Guide 4 (Word Translations) Chapter 5

[ankitp]

A gambler rolls three fair six-sided dice. What is the probability that two of the dice show the same number, but the thirds show a different number?

The answer in the book says 15/36 but I have a different one 5/36

6 ways of choosing the first dice * 1 way of choosing the 2nd dice * 5 ways of choosing the last dice = 6 * 1 * 5 = 30

Total number of ways = 6^3 = 96

30/96 = 5/36.

What am I doing wrong, I disagree with answer

[StaceyKoprince]

First, 6^3 does not equal 96. 6^3 = 216. Interestingly, this isn't your mistake, because later on, you reversed your mistake exactly by dividing 96 by 6 and getting 36. You got lucky with that part of it.
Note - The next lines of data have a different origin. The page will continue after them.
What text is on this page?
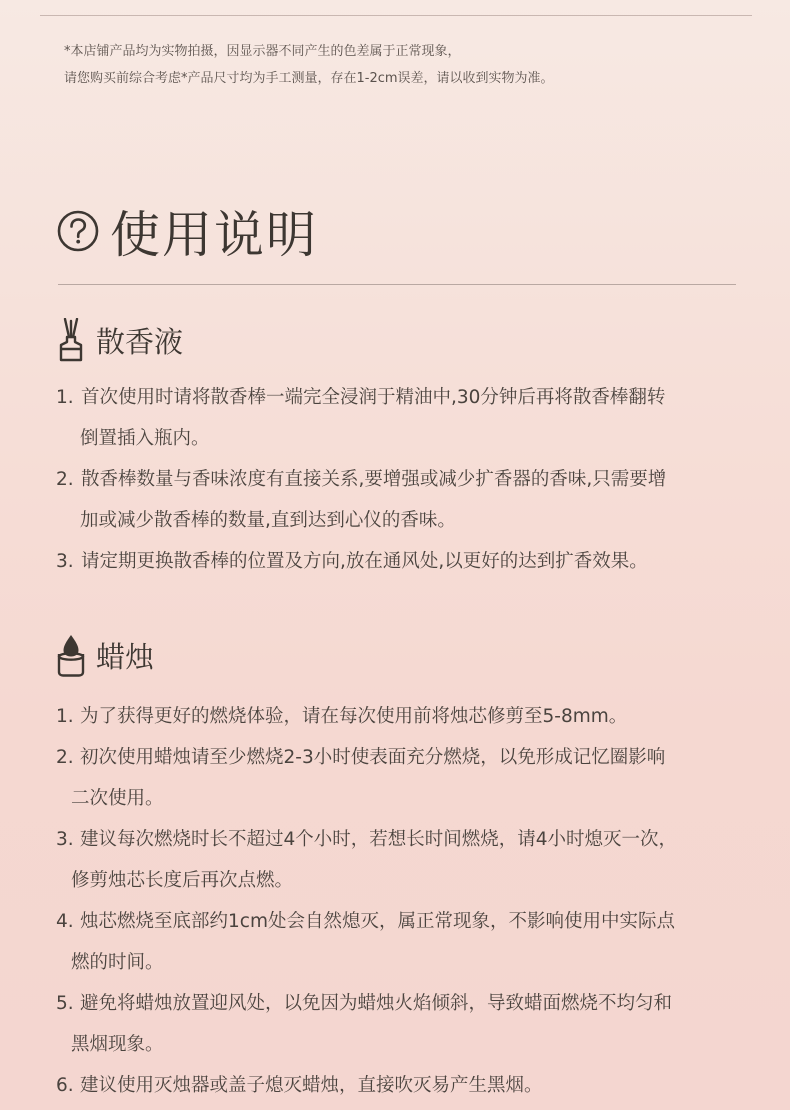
*本店铺产品均为实物拍摄，因显示器不同产生的色差属于正常现象，
请您购买前综合考虑*产品尺寸均为手工测量，存在1-2cm误差，请以收到实物为准。
使用说明
散香液
1. 首次使用时请将散香棒一端完全浸润于精油中,30分钟后再将散香棒翻转
倒置插入瓶内。
2. 散香棒数量与香味浓度有直接关系,要增强或减少扩香器的香味,只需要增
加或减少散香棒的数量,直到达到心仪的香味。
3. 请定期更换散香棒的位置及方向,放在通风处,以更好的达到扩香效果。
蜡烛
1. 为了获得更好的燃烧体验，请在每次使用前将烛芯修剪至5-8mm。
2. 初次使用蜡烛请至少燃烧2-3小时使表面充分燃烧，以免形成记忆圈影响
二次使用。
3. 建议每次燃烧时长不超过4个小时，若想长时间燃烧，请4小时熄灭一次，
修剪烛芯长度后再次点燃。
4. 烛芯燃烧至底部约1cm处会自然熄灭，属正常现象，不影响使用中实际点
燃的时间。
5. 避免将蜡烛放置迎风处，以免因为蜡烛火焰倾斜，导致蜡面燃烧不均匀和
黑烟现象。
6. 建议使用灭烛器或盖子熄灭蜡烛，直接吹灭易产生黑烟。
Second, you calculated the circumstance in which the first 2 match but not the third. What about the circumstance in which the first and 3rd match, but not the middle? Or the circumstance in which the 2nd and 3rd match but not the first?

Let's call a Match "M" and a mismatch "U." There are five ways to have MMU. But there are also five ways to have MUM and another five ways to have UMM. You actually need to multiply your 5 by 3 (because there are three different ways to arrange the letters M, M, and U). That gives you 15.